Ovviamente trattasi non di un vero baldacchino, ma di una zanzariera Decathlon che avvolge il mio umile talamo, perché sono terrorizzata dalla Dengue Dengue Dengue e a quanto pare la mia carne è il piatto prelibato delle zanzare di tutto il mondo.
Oltre a questa implementazione, ho messo delle tende viola piuttosto kitsch, una pianta che ho chiamato Jefferson in onore del nostro tassista-papi di fiducia, e un piccolo mobile con tre scaffali dove disporre libri e oggetti vari che, anche se mi sono ripromessa di non farlo, sicuramente accumulerò nell’arco di questo anno.
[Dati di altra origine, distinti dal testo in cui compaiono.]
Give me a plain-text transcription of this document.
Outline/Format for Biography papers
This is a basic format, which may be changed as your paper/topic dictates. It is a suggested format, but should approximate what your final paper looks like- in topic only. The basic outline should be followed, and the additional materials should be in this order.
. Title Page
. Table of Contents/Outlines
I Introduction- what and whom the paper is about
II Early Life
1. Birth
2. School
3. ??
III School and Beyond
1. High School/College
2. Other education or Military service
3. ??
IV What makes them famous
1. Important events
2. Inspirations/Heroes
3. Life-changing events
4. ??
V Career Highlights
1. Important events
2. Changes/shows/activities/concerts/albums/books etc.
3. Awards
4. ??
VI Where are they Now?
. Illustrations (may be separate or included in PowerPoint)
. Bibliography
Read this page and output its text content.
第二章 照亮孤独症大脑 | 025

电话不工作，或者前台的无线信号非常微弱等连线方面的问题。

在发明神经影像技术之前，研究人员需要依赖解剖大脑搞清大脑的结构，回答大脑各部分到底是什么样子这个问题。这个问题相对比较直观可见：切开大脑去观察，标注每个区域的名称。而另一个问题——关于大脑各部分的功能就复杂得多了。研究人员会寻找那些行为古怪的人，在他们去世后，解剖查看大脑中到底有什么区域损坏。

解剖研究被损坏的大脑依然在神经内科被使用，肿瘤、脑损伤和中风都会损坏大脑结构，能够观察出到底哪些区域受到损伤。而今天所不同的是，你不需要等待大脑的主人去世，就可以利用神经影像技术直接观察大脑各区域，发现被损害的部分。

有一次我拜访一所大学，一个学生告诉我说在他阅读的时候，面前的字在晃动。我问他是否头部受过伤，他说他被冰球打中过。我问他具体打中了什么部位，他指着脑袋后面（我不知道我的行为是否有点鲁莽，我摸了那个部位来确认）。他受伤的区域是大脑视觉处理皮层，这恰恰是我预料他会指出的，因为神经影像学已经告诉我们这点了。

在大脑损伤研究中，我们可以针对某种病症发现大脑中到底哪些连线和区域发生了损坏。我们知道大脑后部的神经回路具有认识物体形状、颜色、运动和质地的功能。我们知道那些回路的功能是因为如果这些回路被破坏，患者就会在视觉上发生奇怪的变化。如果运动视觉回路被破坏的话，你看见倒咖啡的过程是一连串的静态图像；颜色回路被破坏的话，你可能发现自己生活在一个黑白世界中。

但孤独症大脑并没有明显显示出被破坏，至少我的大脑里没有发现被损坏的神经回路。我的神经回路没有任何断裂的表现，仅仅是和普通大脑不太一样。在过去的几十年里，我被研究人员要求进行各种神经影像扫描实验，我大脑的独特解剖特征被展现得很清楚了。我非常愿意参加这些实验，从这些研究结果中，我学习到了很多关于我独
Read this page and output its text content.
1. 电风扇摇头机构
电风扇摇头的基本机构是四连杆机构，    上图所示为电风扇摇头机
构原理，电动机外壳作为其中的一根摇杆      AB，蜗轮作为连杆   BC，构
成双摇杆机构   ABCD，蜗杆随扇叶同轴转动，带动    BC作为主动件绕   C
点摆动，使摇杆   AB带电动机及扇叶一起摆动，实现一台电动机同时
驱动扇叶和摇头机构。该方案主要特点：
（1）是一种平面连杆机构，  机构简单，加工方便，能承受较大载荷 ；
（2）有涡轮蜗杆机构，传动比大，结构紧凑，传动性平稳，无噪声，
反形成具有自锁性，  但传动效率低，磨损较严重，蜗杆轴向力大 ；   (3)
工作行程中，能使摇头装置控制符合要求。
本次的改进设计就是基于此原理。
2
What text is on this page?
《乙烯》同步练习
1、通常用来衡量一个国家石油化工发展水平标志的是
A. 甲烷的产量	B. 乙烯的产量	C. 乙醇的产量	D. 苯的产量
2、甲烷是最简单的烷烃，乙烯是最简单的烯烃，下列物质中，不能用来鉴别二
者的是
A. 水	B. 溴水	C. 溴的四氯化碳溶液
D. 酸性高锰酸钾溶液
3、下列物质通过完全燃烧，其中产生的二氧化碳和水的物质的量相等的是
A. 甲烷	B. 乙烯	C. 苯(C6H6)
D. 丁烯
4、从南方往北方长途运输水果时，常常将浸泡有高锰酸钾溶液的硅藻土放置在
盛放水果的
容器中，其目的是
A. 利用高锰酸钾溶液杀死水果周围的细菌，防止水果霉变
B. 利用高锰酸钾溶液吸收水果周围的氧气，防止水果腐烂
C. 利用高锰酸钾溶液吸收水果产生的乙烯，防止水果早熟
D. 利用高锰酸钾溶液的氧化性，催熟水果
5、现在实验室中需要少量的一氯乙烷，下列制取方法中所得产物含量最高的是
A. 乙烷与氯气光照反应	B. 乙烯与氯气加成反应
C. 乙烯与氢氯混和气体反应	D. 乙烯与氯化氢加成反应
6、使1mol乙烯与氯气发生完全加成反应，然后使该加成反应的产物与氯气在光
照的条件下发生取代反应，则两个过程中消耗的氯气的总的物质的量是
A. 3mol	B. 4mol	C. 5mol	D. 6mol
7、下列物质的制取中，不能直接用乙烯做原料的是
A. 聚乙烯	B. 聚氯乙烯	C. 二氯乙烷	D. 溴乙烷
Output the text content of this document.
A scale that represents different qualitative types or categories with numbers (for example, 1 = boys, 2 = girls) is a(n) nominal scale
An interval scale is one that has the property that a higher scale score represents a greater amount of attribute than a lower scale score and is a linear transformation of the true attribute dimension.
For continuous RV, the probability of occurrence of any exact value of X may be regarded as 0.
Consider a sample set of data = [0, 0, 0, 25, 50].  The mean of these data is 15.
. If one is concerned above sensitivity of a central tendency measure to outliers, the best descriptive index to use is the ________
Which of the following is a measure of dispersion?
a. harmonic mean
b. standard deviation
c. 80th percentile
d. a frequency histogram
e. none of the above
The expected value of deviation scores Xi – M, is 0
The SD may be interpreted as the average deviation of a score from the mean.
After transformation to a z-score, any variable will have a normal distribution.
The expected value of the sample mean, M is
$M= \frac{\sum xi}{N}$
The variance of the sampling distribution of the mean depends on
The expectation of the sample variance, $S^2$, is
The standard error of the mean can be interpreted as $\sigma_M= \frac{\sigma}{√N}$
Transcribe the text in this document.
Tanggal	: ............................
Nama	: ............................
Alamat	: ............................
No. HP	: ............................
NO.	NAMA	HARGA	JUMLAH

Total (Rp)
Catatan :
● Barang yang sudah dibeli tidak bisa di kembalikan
Abitare un nuovo spazio non mi destabilizza così tanto in questo momento: credo di aver sofferto molto di più il trasloco fatto a inizio anno a Barcellona che questo magistrale dislocamento; il trasloco dal Bunker al Castillo Wellington mi aveva generato una buona dose di stress, proporzionalmente alla quantità di roba che avevo dovuto traslare da un appartamento all’altro. Il riadattamento era stato più complesso del previsto, avendo dovuto fare i conti con un inaspettato senso di solitudine e straniamento.
Qui, invece, mi sembra di essere tornata un po’ all’università, per certi aspetti, e un po’ in Erasmus, per altri. Siamo entrate in una casa nuova, cominciando tutte e sei insieme questa esperienza che segnerà le nostre esistenze, abbiamo pressoché la stessa euforia e curiosità, ma anche le stesse paure e mancanze, per cui ci capiamo senza troppa fatica.